The strongest contributors to the fund's development in May were Mediatek, AMD, and SK Hynix, while the weakest were Arista Networks, Fujikura, and NU Holdings.
The upward trend among tech stocks that we saw in April continued during May, which proved another strong month for the fund. This was as a result of the low valuations we saw at the end of March and the increased optimism for AI-related companies. For example, during May, Anthropic reported annual revenues now at a massive USD 47bn, up from USD 30bn just a month before. This means that Anthropic has increased its revenues by an amount representing all of Atlas Copco's in just one month.
The month of May saw reporting season continue, and a majority of the fund's companies have now reported. Our overall conclusion is for ongoing solid profit growth and estimates for most companies being lifted. When Nvidia released its report, it was yet another in a series of strong results.
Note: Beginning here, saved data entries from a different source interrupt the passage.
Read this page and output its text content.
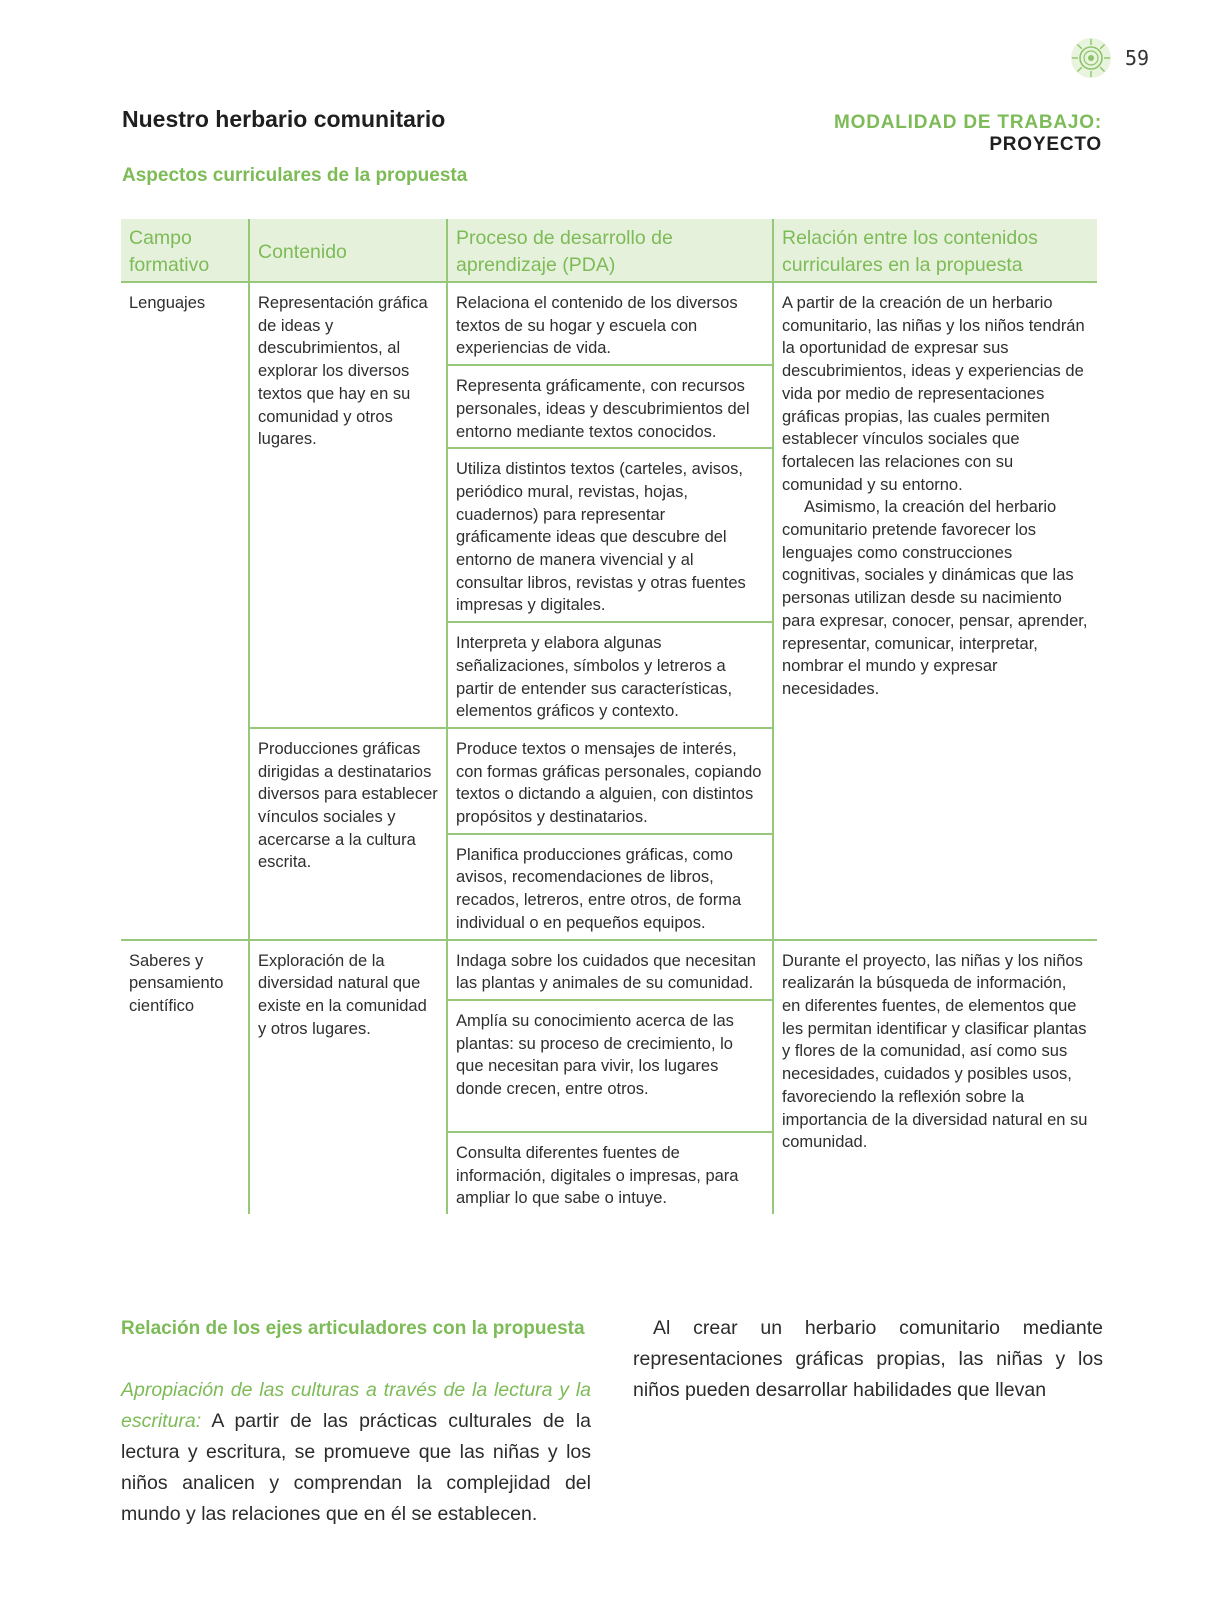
59
Nuestro herbario comunitario	MODALIDAD DE TRABAJO: PROYECTO
Aspectos curriculares de la propuesta
Campo formativo	Contenido	Proceso de desarrollo de aprendizaje (PDA)	Relación entre los contenidos curriculares en la propuesta
Lenguajes	Representación gráfica de ideas y descubrimientos, al explorar los diversos textos que hay en su comunidad y otros lugares.	Relaciona el contenido de los diversos textos de su hogar y escuela con experiencias de vida.	A partir de la creación de un herbario comunitario, las niñas y los niños tendrán la oportunidad de expresar sus descubrimientos, ideas y experiencias de vida por medio de representaciones gráficas propias, las cuales permiten establecer vínculos sociales que fortalecen las relaciones con su comunidad y su entorno.

Asimismo, la creación del herbario comunitario pretende favorecer los lenguajes como construcciones cognitivas, sociales y dinámicas que las personas utilizan desde su nacimiento para expresar, conocer, pensar, aprender, representar, comunicar, interpretar, nombrar el mundo y expresar necesidades.

		Representa gráficamente, con recursos personales, ideas y descubrimientos del entorno mediante textos conocidos.	
		Utiliza distintos textos (carteles, avisos, periódico mural, revistas, hojas, cuadernos) para representar gráficamente ideas que descubre del entorno de manera vivencial y al consultar libros, revistas y otras fuentes impresas y digitales.	
		Interpreta y elabora algunas señalizaciones, símbolos y letreros a partir de entender sus características, elementos gráficos y contexto.	
	Producciones gráficas dirigidas a destinatarios diversos para establecer vínculos sociales y acercarse a la cultura escrita.	Produce textos o mensajes de interés, con formas gráficas personales, copiando textos o dictando a alguien, con distintos propósitos y destinatarios.	
		Planifica producciones gráficas, como avisos, recomendaciones de libros, recados, letreros, entre otros, de forma individual o en pequeños equipos.	
Saberes y pensamiento científico	Exploración de la diversidad natural que existe en la comunidad y otros lugares.	Indaga sobre los cuidados que necesitan las plantas y animales de su comunidad.	Durante el proyecto, las niñas y los niños realizarán la búsqueda de información, en diferentes fuentes, de elementos que les permitan identificar y clasificar plantas y flores de la comunidad, así como sus necesidades, cuidados y posibles usos, favoreciendo la reflexión sobre la importancia de la diversidad natural en su comunidad.

		Amplía su conocimiento acerca de las plantas: su proceso de crecimiento, lo que necesitan para vivir, los lugares donde crecen, entre otros.	
		Consulta diferentes fuentes de información, digitales o impresas, para ampliar lo que sabe o intuye.	
Relación de los ejes articuladores con la propuesta

Apropiación de las culturas a través de la lectura y la escritura: A partir de las prácticas culturales de la lectura y escritura, se promueve que las niñas y los niños analicen y comprendan la complejidad del mundo y las relaciones que en él se establecen.

Al crear un herbario comunitario mediante representaciones gráficas propias, las niñas y los niños pueden desarrollar habilidades que llevan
The company again beat estimates, with revenues growing by 85% y/y. The biggest talking point was Jensen Huang's comments regarding the enormous rise in demand for CPUs, rather than the GPUs that are the current cash cow. The company's guidance is for the entire CPU market to increase to USD 200bn, which is almost twice as high as the earlier announcements of USD 120bn from AMD and ARM. Only a few days before, AMD had raised its expectations from USD 60bn. This benefits the fund's CPU-related companies—Intel, AMD, and ARM—which saw their share prices increasingly immensely during May.
Broadcom also reported robust numbers, with profit growth of 54%, and with guidance of doubling its AI chip revenues to USD 100bn next year. Hardly a weak report in our eyes, but its share traded down 12% on the report as it did not beat estimates more. We believe this growth is limited in the short term by the availability of manufacturing capacity. An undeniably strong report, but one for which expectations played a role. We remain positive on the ASIC trend that benefits Broadcom and Mediatek most of all, and not least Alphabet, which recently announced a capital increase of almost USD 85bn, of which we believe a considerable sum will be spent on these two companies.
In addition to Alphabet, new capital will also flow into the AI market given the some USD 150bn expected in conjunction with the listings of SpaceX, Anthropic, and OpenAI later this year. SpaceX will list first, on 12 June.
During May, we undertook an exciting analysis trip to Hong Kong and Shanghai. A video of our thoughts about the trip and the latest trends we saw can be found on our website. A couple of inspiring blog posts will be published soon, too.
Key market events and trends
A 5% rise in the MSCI World (EUR) during May disproved the old saying "sell in May and go away." The return profile for 2026 tells a story of a constantly evolving market after the year started with a marked increase in gold and silver, along with a clear rotation out of the software sector, followed by a rise in oil and gas when the Iran conflict dominated the headlines in March. As the tension eased, AI infrastructure, memory chips, and semiconductors in particular took the lead from April. AI is, without a doubt, the strongest driver of the market right now. Data centers are being built at an incredible pace, especially in the US, but the trend is spreading to Europe, China, India, and other large economies. We see more and more AI-powered products and services in everyday life, leaving us in no doubt that this technology is here to stay.
Fundamentals continue to strengthen globally. At the start of 2026, the market had expected profit growth for MSCI World of around 14% for the full year. This has since been revised up to 20%, with expected growth of 14% for 2027. Even though the market is currently trading at an all-time high, valuations for 2027 profits remain moderate at a P/E of 16.5x.
Finally, Europe is changing at a rapid pace that may not yet be fully reflected in the region's market valuations. SoftBank's announced investment of EUR 75bn in a data center in France is a recent example. More broadly speaking, the emerging alliance between the "Democratic Seven"—the EU, Australia, New Zealand, Japan, South Korea, Canada, and the UK—represents a structural shift that the stock market has not yet fully priced in.
Portfolio changes
During May, we bought into three new holdings: Silex Microsystems, Taiwan Union Technology, and Charles Schwab. And we exited Silex Microsystems, Visa, and Uber.
We bought into Silex Microsystems during its listing and sold the shares the same month. It's an appealing company with [KT1.1]good prospects, but as its valuation propelled upwards, we chose to sell.
The fund's positioning
The fund now comprises 42 companies exposed to a range of sectors and geographies, with companies chosen on their own merits. We do not limit ourselves only to tech stocks but invest in companies across sectors exposed to technology. The portfolio as a whole maintains high forecasted profit growth of 27% for next year. We believe a concentrated but also diversified, actively managed small cap fund focused on stockpicking has all the prerequisites to deliver great returns to its unitholders over time.